I held off on reading this for years because I watched the movie and have been squeamish about AIDS. I'm glad I broke down and read it because it's a remarkable piece of journalism. Even though it's over thirty years old it's not dated at all. It's especially haunting that the author himself eventually died from AIDS.

The sad thing is that history is repeating itself. Scientific and medical research has been drastically cut. Gay men have gone back to having carefree unprotected sex, encouraged by a gay corporate media that gets its money from drug companies who want to push the myth that a magic pill solves everything. STD rates are skyrocketing. It's only a matter of time before an antibiotic-resistant strain spreads like wildfire.

AIDS itself also hasn't been cured. It's a very nasty virus. Constantly evolving. There have already been cases of folks shocked to find that their preventative drugs (pRep) failed them. A lot of folks claim to be HIV 'Undetectable." But if the drugs stop working, that will quickly change, and many people will suddenly start dying.

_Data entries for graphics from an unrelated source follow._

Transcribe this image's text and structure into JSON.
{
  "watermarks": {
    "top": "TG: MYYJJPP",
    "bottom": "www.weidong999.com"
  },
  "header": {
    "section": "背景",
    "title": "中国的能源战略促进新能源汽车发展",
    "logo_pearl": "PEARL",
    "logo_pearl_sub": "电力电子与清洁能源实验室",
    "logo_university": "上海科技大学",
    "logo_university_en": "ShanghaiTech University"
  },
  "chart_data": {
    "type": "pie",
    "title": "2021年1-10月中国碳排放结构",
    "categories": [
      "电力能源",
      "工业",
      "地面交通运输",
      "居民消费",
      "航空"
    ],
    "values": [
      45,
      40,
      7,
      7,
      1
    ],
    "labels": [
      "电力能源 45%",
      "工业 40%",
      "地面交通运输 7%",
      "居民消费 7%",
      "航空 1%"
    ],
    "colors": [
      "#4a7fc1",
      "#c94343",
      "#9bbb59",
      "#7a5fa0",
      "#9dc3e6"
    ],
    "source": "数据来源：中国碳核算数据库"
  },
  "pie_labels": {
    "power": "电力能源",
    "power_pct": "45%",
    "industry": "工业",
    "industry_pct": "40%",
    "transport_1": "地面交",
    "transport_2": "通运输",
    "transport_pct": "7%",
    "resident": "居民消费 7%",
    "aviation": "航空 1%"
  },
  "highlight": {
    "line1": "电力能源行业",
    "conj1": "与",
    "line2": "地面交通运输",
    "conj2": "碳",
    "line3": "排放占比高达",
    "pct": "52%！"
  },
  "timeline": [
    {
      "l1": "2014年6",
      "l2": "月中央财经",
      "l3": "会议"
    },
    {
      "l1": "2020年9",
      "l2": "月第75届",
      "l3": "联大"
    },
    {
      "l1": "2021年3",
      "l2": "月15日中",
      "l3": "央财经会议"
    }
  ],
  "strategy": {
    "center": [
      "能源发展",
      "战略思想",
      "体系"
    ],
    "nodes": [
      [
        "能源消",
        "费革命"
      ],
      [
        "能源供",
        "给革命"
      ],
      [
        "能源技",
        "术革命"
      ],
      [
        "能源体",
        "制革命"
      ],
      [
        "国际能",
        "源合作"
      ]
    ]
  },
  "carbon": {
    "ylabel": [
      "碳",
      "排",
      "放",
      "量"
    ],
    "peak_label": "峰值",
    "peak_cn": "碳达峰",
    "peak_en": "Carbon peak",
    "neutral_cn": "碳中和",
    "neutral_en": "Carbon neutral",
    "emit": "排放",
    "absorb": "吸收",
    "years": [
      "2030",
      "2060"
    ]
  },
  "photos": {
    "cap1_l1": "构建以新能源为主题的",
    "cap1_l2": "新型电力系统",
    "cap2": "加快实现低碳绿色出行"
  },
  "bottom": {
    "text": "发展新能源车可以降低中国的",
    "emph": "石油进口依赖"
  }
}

This is a facinating read, especially in terms of "tipping points" for social action (or inaction, as the case sadly may have been). I found it to be both infuriating and inspiring, as well as a cautionary tale for whatever form the next epidemic may take. Even though we have made huge strides in the prevention, detection, and treatment of HIV/AIDS, we still have a l-o-n-g way to go in terms of stigma, misinformation, and reaching underserved populations. Learning more about how this disease began is a good start.

Un-fucking-believable. What is wrong with people.